Dejando aparte la cuestión de las medidas cautelares, he defendido desde hace mucho tiempo que la solución correcta políticamente, subrayo políticamente, cuando se abre juicio oral contra un electo por cualquier delito tiene que ser el cese. Sin embargo, este cese tiene que ser voluntario. Eso es consecuencia de un planteamiento ético. Cuándo se llega al umbral del juicio oral, el interesado, tal como demuestra la experiencia personal y profesional, sólo tiene un tema en la cabeza: el juicio. Prepararlo como es debido es el único objetivo vital para el afectado.

Este cambio en el horizonte de vida crea un indudable conflicto de intereses: el derecho a la defensa legítima ante unas acusaciones formales que serán ventiladas en un juicio oral y público y la titularidad representativa. Este conflicto de intereses lo pone en situación de, como mínimo, pedir la suspensión de la función. Desde mi perspectiva, este es un punto de ética política primordial y corresponde a electos y a sus partidos resolverlo sin ambages con la dimisión del interés o la petición de suspensión de la función.
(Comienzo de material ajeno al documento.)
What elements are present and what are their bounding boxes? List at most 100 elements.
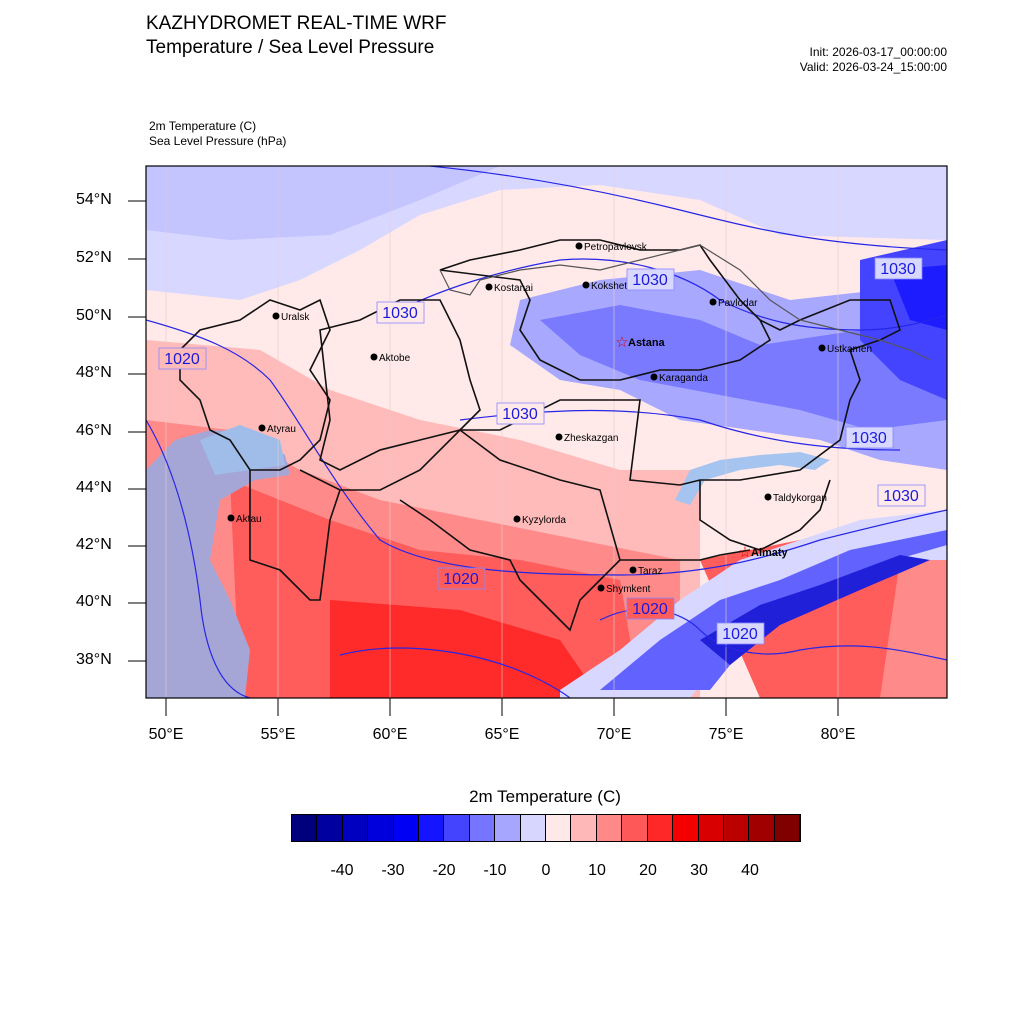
colorbar-swatch [520,815,547,841]
colorbar-swatch [292,815,318,841]
temperature-field [146,166,947,698]
valid-time: Valid: 2026-03-24_15:00:00 [799,60,947,74]
city-dot-kyzylorda [513,515,521,523]
city-dot-shymkent [597,584,605,592]
lat-tick-label: 50°N [76,307,112,324]
colorbar-swatch [469,815,496,841]
city-label: Aktobe [379,353,411,364]
city-dot-aktobe [370,353,378,361]
city-label: Kyzylorda [522,515,566,526]
city-dot-taraz [629,566,637,574]
colorbar-swatch [673,815,699,841]
regional-borders [179,239,901,632]
city-label: Shymkent [606,584,651,595]
lat-tick-label: 46°N [76,422,112,439]
temperature-layer-label: 2m Temperature (C) [149,119,257,133]
city-label: Kostanai [494,283,533,294]
city-dot-petropavlovsk [575,242,583,250]
colorbar-swatch [622,815,648,841]
colorbar-swatch [393,815,420,841]
country-border [439,244,931,361]
city-label: Karaganda [659,373,708,384]
colorbar [291,814,801,842]
isobar-label: 1030 [632,272,668,289]
axis-ticks [128,200,839,716]
lat-tick-label: 44°N [76,479,112,496]
pressure-layer-label: Sea Level Pressure (hPa) [149,134,287,148]
colorbar-tick: -10 [483,862,507,879]
city-label: Astana [628,337,666,349]
colorbar-title: 2m Temperature (C) [469,787,621,806]
city-dot-ustkamen [818,344,826,352]
colorbar-swatch [495,815,521,841]
lat-tick-label: 42°N [76,536,112,553]
city-dot-pavlodar [709,298,717,306]
lat-tick-label: 40°N [76,593,112,610]
colorbar-swatch [571,815,597,841]
city-dot-karaganda [650,373,658,381]
lon-tick-label: 55°E [260,726,296,743]
isobar-label: 1030 [883,488,919,505]
city-label: Zheskazgan [564,433,618,444]
city-label: Uralsk [281,312,310,323]
colorbar-swatch [698,815,724,841]
isobar-label: 1020 [164,351,200,368]
city-label: Ustkamen [827,344,872,355]
capital-star-almaty: ☆ [738,544,751,561]
isobar-label: 1030 [502,406,538,423]
title-line-1: KAZHYDROMET REAL-TIME WRF [146,13,447,34]
capital-star-astana: ☆ [615,334,628,351]
colorbar-swatch [647,815,674,841]
city-markers: ☆ ☆ [227,242,826,592]
lon-tick-label: 75°E [708,726,744,743]
graticule [165,166,839,698]
isobar-label: 1030 [880,261,916,278]
city-dot-kokshetau [582,281,590,289]
colorbar-swatch [342,815,369,841]
colorbar-swatch [368,815,394,841]
colorbar-tick: 20 [639,862,657,879]
isobar-label: 1030 [382,305,418,322]
isobar-label: 1020 [443,571,479,588]
lon-tick-label: 60°E [372,726,408,743]
colorbar-swatch [723,815,750,841]
city-label: Pavlodar [718,298,758,309]
city-label: Taldykorgan [773,493,827,504]
colorbar-tick: -20 [432,862,456,879]
city-label: Atyrau [267,424,296,435]
city-label: Aktau [236,514,262,525]
colorbar-tick: 10 [588,862,606,879]
lat-tick-label: 48°N [76,364,112,381]
city-label: Taraz [638,566,662,577]
city-dot-atyrau [258,424,266,432]
city-labels: Uralsk Aktobe Atyrau Aktau Kostanai Petr… [236,242,872,595]
city-label: Almaty [751,547,789,559]
lon-tick-label: 70°E [596,726,632,743]
colorbar-tick: 0 [541,862,551,879]
init-time: Init: 2026-03-17_00:00:00 [809,45,947,59]
colorbar-tick: 40 [741,862,759,879]
colorbar-swatch [774,815,801,841]
city-dot-zheskazgan [555,433,563,441]
title-line-2: Temperature / Sea Level Pressure [146,37,435,58]
lat-tick-label: 38°N [76,651,112,668]
colorbar-swatch [596,815,623,841]
colorbar-swatch [317,815,343,841]
lon-tick-label: 80°E [820,726,856,743]
lat-tick-label: 52°N [76,249,112,266]
colorbar-swatch [749,815,775,841]
colorbar-swatch [546,815,572,841]
isobar-label: 1020 [722,626,758,643]
city-dot-taldykorgan [764,493,772,501]
colorbar-swatch [419,815,445,841]
isobar-label: 1020 [632,601,668,618]
isobar-labels: 1030 1030 1030 1030 1030 1030 1020 1020 … [158,257,926,645]
colorbar-swatch [444,815,470,841]
isobar-label: 1030 [851,430,887,447]
lon-tick-label: 65°E [484,726,520,743]
city-label: Kokshetau [591,281,638,292]
colorbar-tick: 30 [690,862,708,879]
city-dot-aktau [227,514,235,522]
city-label: Petropavlovsk [584,242,648,253]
Uno de los puntos radicales de los códigos éticos de conducta parlamentaria es precisamente la ejemplaridad. La dimisión o suspensión voluntaria es una muestra inequívoca de esta ejemplaridad. No tener que entrar en procesos parlamentarios contradictorios de suspensión o desposesión del escaño es indudablemente una buena muestra de proceder que refuerza, y más en los días que corren, la ejemplaridad obligada de nuestros hombres y de nuestras mujeres públicas.

Esta actitud ejemplar de dimisión o de petición de la suspensión del cargo da salida a un problema para el interesado, su grupo, el Parlamento y malestar en la ciudadanía. En caso de no llevarse a cabo, no habrá otro remedio que aplicar el reglamento y suspender legalmente al diputado o diputada que se tiene que sentar en el banquillo de los acusados.